Et madame Vêtu expira, très doucement.

Comme si elle n’attendait que cela, la petite Sophie Couteau, satisfaite, sauta du lit, retourna jouer avec sa poupée, au bout de la salle. Ni la Grivotte, occupée à finir son pain, ni Élise Rouquet, tout entière à son miroir, ne s’aperçurent de la catastrophe. Mais, dans le souffle froid qui passait, aux chuchotements éperdus de madame de Jonquière et de madame Désagneaux, à qui manquait l’habitude de la mort, Marie parut s’éveiller, sortit du ravissement d’attente, où la jetait l’oraison continue de tout son être, sans paroles, bouche close. Et, quand elle eut compris, un apitoiement fraternel de compagne de douleur, certaine de sa guérison, la mit en larmes.

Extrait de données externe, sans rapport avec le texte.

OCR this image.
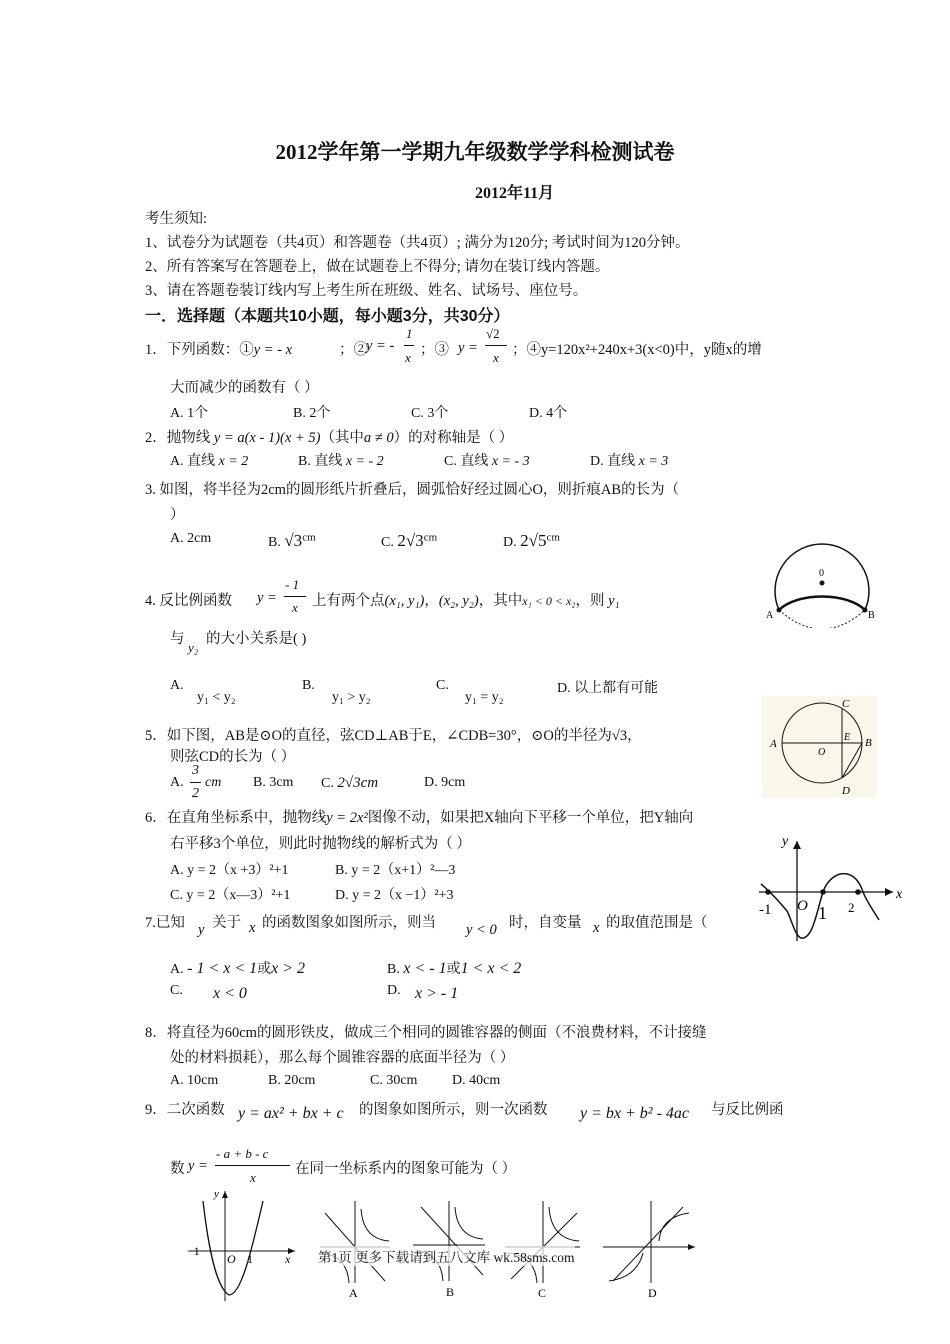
2012学年第一学期九年级数学学科检测试卷
2012年11月
考生须知:
1、试卷分为试题卷（共4页）和答题卷（共4页）; 满分为120分; 考试时间为120分钟。
2、所有答案写在答题卷上，做在试题卷上不得分; 请勿在装订线内答题。
3、请在答题卷装订线内写上考生所在班级、姓名、试场号、座位号。
一．选择题（本题共10小题，每小题3分，共30分）
1．下列函数：①y = - x	；②
y = -
1
x ；③ y =
√2
x ；④y=120x²+240x+3(x<0)中，y随x的增
大而减少的函数有（ ）
A. 1个	B. 2个	C. 3个	D. 4个
2．抛物线 y = a(x - 1)(x + 5)（其中a ≠ 0）的对称轴是（ ）
A. 直线 x = 2	B. 直线 x = - 2	C. 直线 x = - 3	D. 直线 x = 3
3. 如图，将半径为2cm的圆形纸片折叠后，圆弧恰好经过圆心O，则折痕AB的长为（
）
A. 2cm	B. $√3^{cm}$	C. $2√3^{cm}$	D. $2√5^{cm}$
0
A	B
4. 反比例函数 y =
- 1
x 上有两个点(x₁, y₁)，(x₂, y₂)，其中x₁ < 0 < x₂，则 y₁
与
y₂
的大小关系是( )
A.
y₁ < y₂
B.
y₁ > y₂
C.
y₁ = y₂
D. 以上都有可能
A	B
C
D
E
O
5．如下图，AB是⊙O的直径，弦CD⊥AB于E，∠CDB=30°，⊙O的半径为√3，
则弦CD的长为（ ）
A.
3
2
cm B. 3cm C. 2√3cm	D. 9cm
6．在直角坐标系中，抛物线y = 2x²图像不动，如果把X轴向下平移一个单位，把Y轴向
右平移3个单位，则此时抛物线的解析式为（ ）
A. y = 2（x +3）²+1	B. y = 2（x+1）²—3
C. y = 2（x—3）²+1	D. y = 2（x −1）²+3
y
x
O
-1	1 2
7.已知 y 关于 x 的函数图象如图所示，则当 y < 0 时，自变量 x 的取值范围是（
A. - 1 < x < 1或x > 2	B. x < - 1或1 < x < 2
C. x < 0	D. x > - 1
8．将直径为60cm的圆形铁皮，做成三个相同的圆锥容器的侧面（不浪费材料，不计接缝
处的材料损耗），那么每个圆锥容器的底面半径为（ ）
A. 10cm	B. 20cm	C. 30cm D. 40cm
9．二次函数 y = ax² + bx + c 的图象如图所示，则一次函数 y = bx + b² - 4ac 与反比例函
数 y =
- a + b - c
x
在同一坐标系内的图象可能为（ ）
y
x
O
−1
1
A	B	C	D
第1页 更多下载请到五八文库 wk.58sms.com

— Ah ! la pauvre femme, morte si loin, si seule, à l’heure de renaître !

Ferrand, remué profondément, lui aussi, malgré l’indifférence professionnelle, s’était avancé pour constater la mort ; et ce fut sur un signe de lui, que sœur Hyacinthe rejeta le drap, couvrant la face de la morte, car il ne fallait pas songer à enlever le corps en ce moment. Les malades revenaient par bandes de la Grotte, la salle si calme, si ensoleillée, s’emplissait de son tumulte habituel de misère et de souffrance, des toux profondes, des jambes traînantes, l’odeur fade, le pitoyable étalage de toutes les infirmités humaines.